-Lo supongo. Si el motivo por el que me habéis convocado es el mismo que a mí
me está quitando el sueño, ya lo creo que es seria, Majestad.
-Estoy preocupado, Yehuda.
-Yo también.
-Isaías se ahorcó. No tenía motivos, que yo sepa. También se suicidó Josefo
Cardeniel, el otro poderoso banquero. ¿Os imagináis a Josefo, esmirriado y cojo,
trepado a la baranda del puente para arrojarse al Moldava?

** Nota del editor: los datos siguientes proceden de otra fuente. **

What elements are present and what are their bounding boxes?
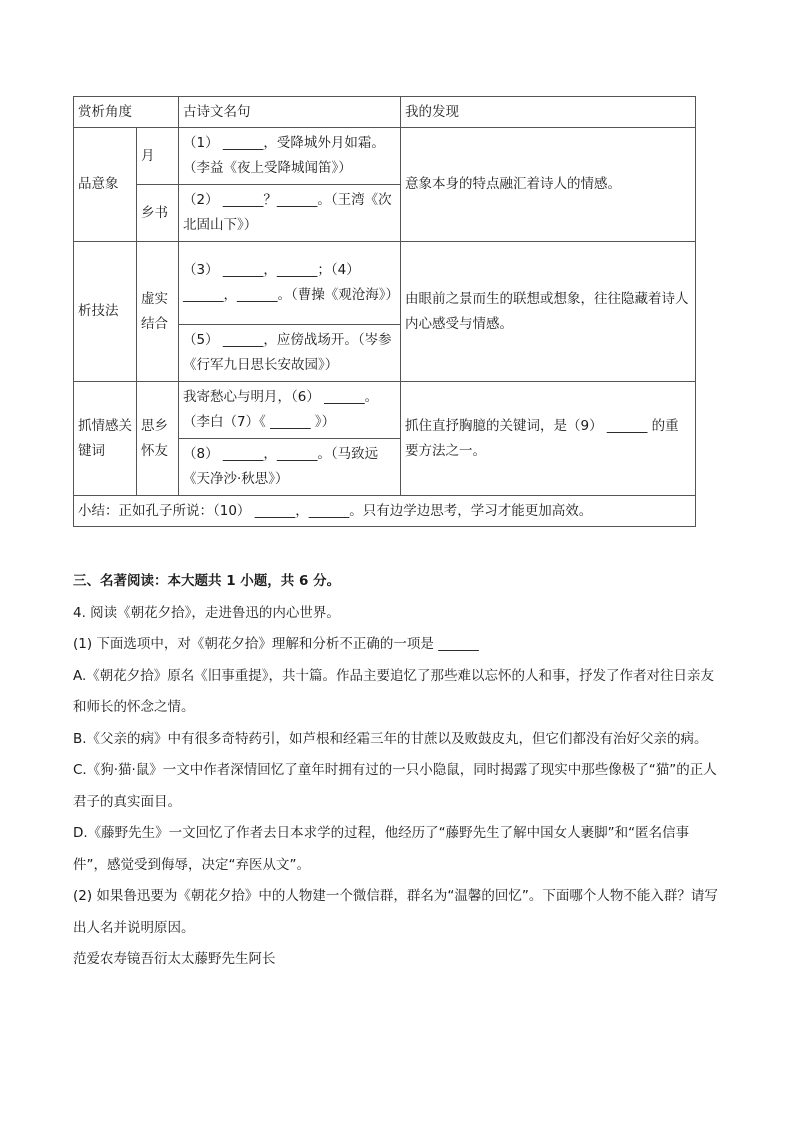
- section-three: [73, 566, 723, 976]
- table-summary-row: [74, 496, 696, 527]
- option-c: C.《狗·猫·鼠》一文中作者深情回忆了童年时拥有过的一只小隐鼠，同时揭露了现实中那些像极了“猫”的正人君子的真实面目。: [73, 762, 717, 810]
- option-d: D.《藤野先生》一文回忆了作者去日本求学的过程，他经历了“藤野先生了解中国女人裹脚”和“匿名信事件”，感觉受到侮辱，决定“弃医从文”。: [73, 825, 690, 873]
- sub-angle-cell: 虚实结合: [137, 242, 179, 382]
- question-part-2: (2) 如果鲁迅要为《朝花夕拾》中的人物建一个微信群，群名为“温馨的回忆”。下面哪个人物不能入群？请写出人名并说明原因。: [73, 888, 718, 936]
- summary-cell: 小结：正如孔子所说：（10） ______，______。只有边学边思考，学习才能更加高效。: [74, 496, 696, 527]
- table-header-row: [74, 97, 696, 128]
- angle-cell: 抓情感关键词: [74, 382, 137, 496]
- poetry-appreciation-table: [73, 96, 696, 527]
- table-row: [74, 128, 696, 185]
- option-a: A.《朝花夕拾》原名《旧事重提》，共十篇。作品主要追忆了那些难以忘怀的人和事，抒发了作者对往日亲友和师长的怀念之情。: [73, 667, 715, 715]
- header-finding: 我的发现: [401, 97, 696, 128]
- poem-line-cell: 我寄愁心与明月，（6） ______。（李白（7）《 ______ 》）: [179, 382, 401, 439]
- poem-line-cell: （8） ______，______。（马致远《天净沙·秋思》）: [179, 439, 401, 496]
- poem-line-cell: （1） ______，受降城外月如霜。（李益《夜上受降城闻笛》）: [179, 128, 401, 185]
- character-names: 范爱农寿镜吾衍太太藤野先生阿长: [73, 951, 276, 967]
- finding-cell: 由眼前之景而生的联想或想象，往往隐藏着诗人内心感受与情感。: [401, 242, 696, 382]
- table-row: [74, 242, 696, 325]
- header-angle: 赏析角度: [74, 97, 179, 128]
- poem-line-cell: （3） ______，______；（4） ______，______。（曹操《观沧海》）: [179, 242, 401, 325]
- angle-cell: 品意象: [74, 128, 137, 242]
- question-intro: 4. 阅读《朝花夕拾》，走进鲁迅的内心世界。: [73, 604, 340, 621]
- finding-cell: 意象本身的特点融汇着诗人的情感。: [401, 128, 696, 242]
- sub-angle-cell: 乡书: [137, 185, 179, 242]
- sub-angle-cell: 思乡怀友: [137, 382, 179, 496]
- finding-cell: 抓住直抒胸臆的关键词，是（9） ______ 的重要方法之一。: [401, 382, 696, 496]
- header-lines: 古诗文名句: [179, 97, 401, 128]
- section-heading: 三、名著阅读：本大题共 1 小题，共 6 分。: [73, 573, 341, 589]
- option-b: B.《父亲的病》中有很多奇特药引，如芦根和经霜三年的甘蔗以及败鼓皮丸，但它们都没有治好父亲的病。: [73, 730, 708, 747]
- question-part-1: (1) 下面选项中，对《朝花夕拾》理解和分析不正确的一项是 ______: [73, 636, 479, 652]
- table-row: [74, 382, 696, 439]
- angle-cell: 析技法: [74, 242, 137, 382]
- poem-line-cell: （5） ______，应傍战场开。（岑参《行军九日思长安故园》）: [179, 325, 401, 382]
- poem-line-cell: （2） ______？______。（王湾《次北固山下》）: [179, 185, 401, 242]
- sub-angle-cell: 月: [137, 128, 179, 185]
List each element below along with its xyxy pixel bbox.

Yehuda, acariciándose la barbilla, seguía con la mirada los inquietos
movimientos del soberano.
-Estos "accidentes", mi querido Yehuda, me hicieron retroceder varios años.

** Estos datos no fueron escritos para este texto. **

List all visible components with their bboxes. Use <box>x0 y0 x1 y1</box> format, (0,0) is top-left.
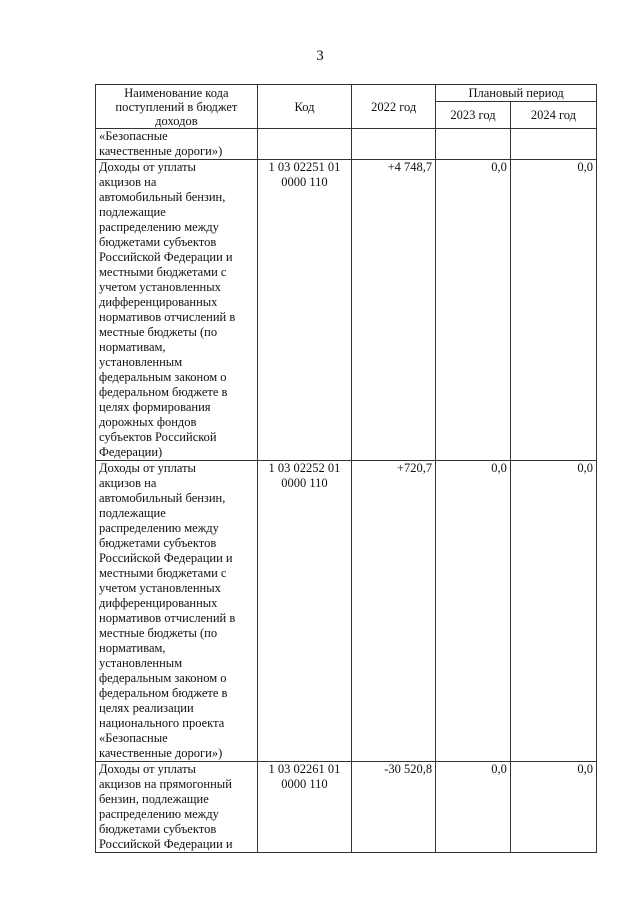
column-header-planned-period: Плановый период <box>436 85 597 102</box>
row-name-cell: Доходы от уплаты акцизов на автомобильный бензин, подлежащие распределению между бюджетами субъектов Российской Федерации и местными бюджетами с учетом установленных дифференцированных нормативов отчислений в местные бюджеты (по нормативам, установленным федеральным законом о федеральном бюджете в целях формирования дорожных фондов субъектов Российской Федерации) <box>96 160 258 461</box>
page-number: 3 <box>316 48 324 64</box>
row-2023-cell: 0,0 <box>436 762 511 853</box>
row-2024-cell: 0,0 <box>510 461 596 762</box>
column-header-2024: 2024 год <box>510 102 596 129</box>
row-2023-cell: 0,0 <box>436 160 511 461</box>
row-2024-cell <box>510 129 596 160</box>
row-code-cell: 1 03 02252 01 0000 110 <box>257 461 351 762</box>
table-row <box>96 160 597 461</box>
row-name-cell: Доходы от уплаты акцизов на автомобильный бензин, подлежащие распределению между бюджетами субъектов Российской Федерации и местными бюджетами с учетом установленных дифференцированных нормативов отчислений в местные бюджеты (по нормативам, установленным федеральным законом о федеральном бюджете в целях реализации национального проекта «Безопасные качественные дороги») <box>96 461 258 762</box>
row-2022-cell: -30 520,8 <box>352 762 436 853</box>
row-2023-cell: 0,0 <box>436 461 511 762</box>
row-2022-cell: +4 748,7 <box>352 160 436 461</box>
column-header-2023: 2023 год <box>436 102 511 129</box>
row-name-cell: «Безопасные качественные дороги») <box>96 129 258 160</box>
row-2024-cell: 0,0 <box>510 160 596 461</box>
column-header-name: Наименование кода поступлений в бюджет доходов <box>96 85 258 129</box>
row-2022-cell <box>352 129 436 160</box>
row-2023-cell <box>436 129 511 160</box>
row-2024-cell: 0,0 <box>510 762 596 853</box>
row-name-cell: Доходы от уплаты акцизов на прямогонный бензин, подлежащие распределению между бюджетами субъектов Российской Федерации и <box>96 762 258 853</box>
row-code-cell <box>257 129 351 160</box>
row-code-cell: 1 03 02251 01 0000 110 <box>257 160 351 461</box>
column-header-2022: 2022 год <box>352 85 436 129</box>
table-row <box>96 762 597 853</box>
table-row <box>96 461 597 762</box>
column-header-code: Код <box>257 85 351 129</box>
revenue-table <box>95 84 597 853</box>
row-2022-cell: +720,7 <box>352 461 436 762</box>
table-row <box>96 129 597 160</box>
row-code-cell: 1 03 02261 01 0000 110 <box>257 762 351 853</box>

Recordé la enigmática y nunca aclarada muerte de Mordechai Maisl.
-El más famoso alcalde del ghetto.
-Perdón, rabbí: no olvidéis que además era mi ministro de finanzas, el hombre
en quien yo depositaba mi confianza... -Rodolfo II hizo silencio, tomó de su
escritorio un abrecartas encabado en marfil y jugó con él, pensativo-. Tres
-dijo-. Tres acaudalados judíos muertos en circunstancias extrañas, dos de ellos
en una semana. Todos ligados a mí, y no sólo por razones comerciales. ¿No creéis
que es como para llamar la atención? ¡Además, los de vuestra estirpe silencian
todo de una manera tan absoluta...! Por eso os necesito. Estoy sumamente
inquieto.
-Sí que es inquietante. A mí también me alarma lo que está ocurriendo,
Majestad. Y mucho.
-¿Qué pensáis?
-¿Qué pienso? ¿De verdad queréis saber qué pienso? En ellos pienso. En
quienes os rodean, encabezados por el perverso Hans de Rückowicz. En aquellos
que odian a los judíos. Son también un peligro para vos, no sólo para nosotros.
Si no ponemos coto a esto, habrá un próximo asesinato. Eso no le conviene a
nadie, menos a vos y a mí.
-¿Creéis que llegó la hora de actuar?